この逆の言葉として、貪瞋痴慢(とんじんちまん)というのがあります。人の物まで欲しがり、イライラして、不平を言い、人を疑う心です。耳が痛いのは、私だけでは無いと思いたいです。
四無量心は、仏教で「道を求めるものの修めなければならない心」とされています。タイマッサージやルーシーダットンに限らないというわけです。
大切な礼儀と感謝の心
ワーイとはタイの挨拶です。合掌のポーズで、日常的に丁寧な挨拶として、今でも普通に行なわれます。お店や銀行などで、仕事先で、きちんとした挨拶をする時にワーイをします。ただ、若い人や友達同士などでは、英語の「ハーイ」のほうが、今では一般的ですが。
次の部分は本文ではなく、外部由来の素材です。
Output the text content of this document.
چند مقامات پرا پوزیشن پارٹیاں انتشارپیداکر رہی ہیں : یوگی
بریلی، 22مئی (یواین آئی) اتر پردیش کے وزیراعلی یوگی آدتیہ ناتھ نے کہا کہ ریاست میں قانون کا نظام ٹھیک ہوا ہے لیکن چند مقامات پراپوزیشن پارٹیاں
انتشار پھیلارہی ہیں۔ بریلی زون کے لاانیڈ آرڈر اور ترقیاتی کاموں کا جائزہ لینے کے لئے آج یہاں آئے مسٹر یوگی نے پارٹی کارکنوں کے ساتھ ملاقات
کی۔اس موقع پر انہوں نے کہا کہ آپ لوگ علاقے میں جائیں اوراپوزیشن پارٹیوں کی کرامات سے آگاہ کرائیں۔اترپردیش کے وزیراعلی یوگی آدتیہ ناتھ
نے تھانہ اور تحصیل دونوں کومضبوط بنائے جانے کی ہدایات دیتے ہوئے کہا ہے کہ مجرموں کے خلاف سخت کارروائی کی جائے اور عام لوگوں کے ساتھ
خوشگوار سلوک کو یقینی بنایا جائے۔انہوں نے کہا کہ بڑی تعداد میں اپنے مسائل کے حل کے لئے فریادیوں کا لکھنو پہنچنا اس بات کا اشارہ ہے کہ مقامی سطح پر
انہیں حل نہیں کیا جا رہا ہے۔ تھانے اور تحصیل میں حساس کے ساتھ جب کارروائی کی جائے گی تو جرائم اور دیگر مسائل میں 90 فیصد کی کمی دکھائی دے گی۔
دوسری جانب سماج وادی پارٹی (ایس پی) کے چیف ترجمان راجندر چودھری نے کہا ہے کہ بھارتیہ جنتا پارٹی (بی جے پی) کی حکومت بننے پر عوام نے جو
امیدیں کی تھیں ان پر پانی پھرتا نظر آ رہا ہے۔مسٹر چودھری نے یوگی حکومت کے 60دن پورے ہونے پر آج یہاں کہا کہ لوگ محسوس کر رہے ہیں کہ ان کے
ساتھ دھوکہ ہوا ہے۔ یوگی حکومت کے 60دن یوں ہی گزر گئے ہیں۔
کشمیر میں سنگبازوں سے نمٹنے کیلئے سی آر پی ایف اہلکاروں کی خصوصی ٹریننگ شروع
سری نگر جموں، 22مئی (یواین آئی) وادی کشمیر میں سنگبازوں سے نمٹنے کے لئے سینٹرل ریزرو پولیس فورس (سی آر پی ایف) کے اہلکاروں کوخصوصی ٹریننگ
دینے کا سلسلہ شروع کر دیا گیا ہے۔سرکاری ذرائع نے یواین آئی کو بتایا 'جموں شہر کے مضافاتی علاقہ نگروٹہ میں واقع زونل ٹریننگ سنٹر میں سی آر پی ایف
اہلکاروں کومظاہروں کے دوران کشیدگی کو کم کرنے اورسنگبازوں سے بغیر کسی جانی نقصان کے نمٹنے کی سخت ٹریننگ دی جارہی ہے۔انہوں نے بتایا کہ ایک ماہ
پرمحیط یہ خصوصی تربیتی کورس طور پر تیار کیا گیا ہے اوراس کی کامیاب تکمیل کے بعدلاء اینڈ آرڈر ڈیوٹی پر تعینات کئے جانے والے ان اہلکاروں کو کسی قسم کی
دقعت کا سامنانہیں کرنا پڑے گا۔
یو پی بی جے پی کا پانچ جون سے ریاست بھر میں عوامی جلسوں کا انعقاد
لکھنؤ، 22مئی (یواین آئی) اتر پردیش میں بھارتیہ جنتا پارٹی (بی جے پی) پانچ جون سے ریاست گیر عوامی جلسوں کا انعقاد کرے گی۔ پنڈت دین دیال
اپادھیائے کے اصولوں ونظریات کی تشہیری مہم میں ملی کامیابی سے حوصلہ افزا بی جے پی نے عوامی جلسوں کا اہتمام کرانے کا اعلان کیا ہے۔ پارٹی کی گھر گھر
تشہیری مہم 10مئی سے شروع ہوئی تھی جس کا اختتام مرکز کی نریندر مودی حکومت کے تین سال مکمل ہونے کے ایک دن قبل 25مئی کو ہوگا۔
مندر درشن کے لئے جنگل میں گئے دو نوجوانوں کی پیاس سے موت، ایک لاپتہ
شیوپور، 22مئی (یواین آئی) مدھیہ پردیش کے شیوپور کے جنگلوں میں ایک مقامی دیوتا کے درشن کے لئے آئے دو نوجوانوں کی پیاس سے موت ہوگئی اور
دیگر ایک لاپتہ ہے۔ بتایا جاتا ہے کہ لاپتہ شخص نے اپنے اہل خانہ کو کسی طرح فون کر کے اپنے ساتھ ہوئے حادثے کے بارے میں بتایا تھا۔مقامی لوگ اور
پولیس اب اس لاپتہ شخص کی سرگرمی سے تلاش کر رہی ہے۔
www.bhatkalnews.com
タイのマクドナルドにも、ドナルドの人形が立っていますが、このワーイのポーズをしています。
ワーイ・クルーとは、このワーイのポーズを取って、祈りを捧げることです。「医学の父」と呼ばれるDr.シヴァゴにマントラを唱えます。
マントラは、シヴァゴの力を借りて、治療を助けてくれることに感謝し、患者が苦しみから解放されるように祈ります。
タイマッサージ師は、現在もワーイ・クルーを仕事の前と後に唱え、施術の前にはワーイを行ないます。
ルーシーダットンは神聖な行為
今も敬虔な仏教徒が多いタイでは、日常に仏教の教えが溶け込んでいます。社会的には、それほど宗教というものが、日常でクローズアップされることの少ない日本からすると、戸惑うことがあるほどです。私たちが想像する以上に、精神性を重んじます。 タイマッサージやルーシーダットンは、タイの人々にとって神聖な行為です。そんな背景を知っていれば、ルーシーダットンのひとつひとつの動作にも、理解が深まることでしょう。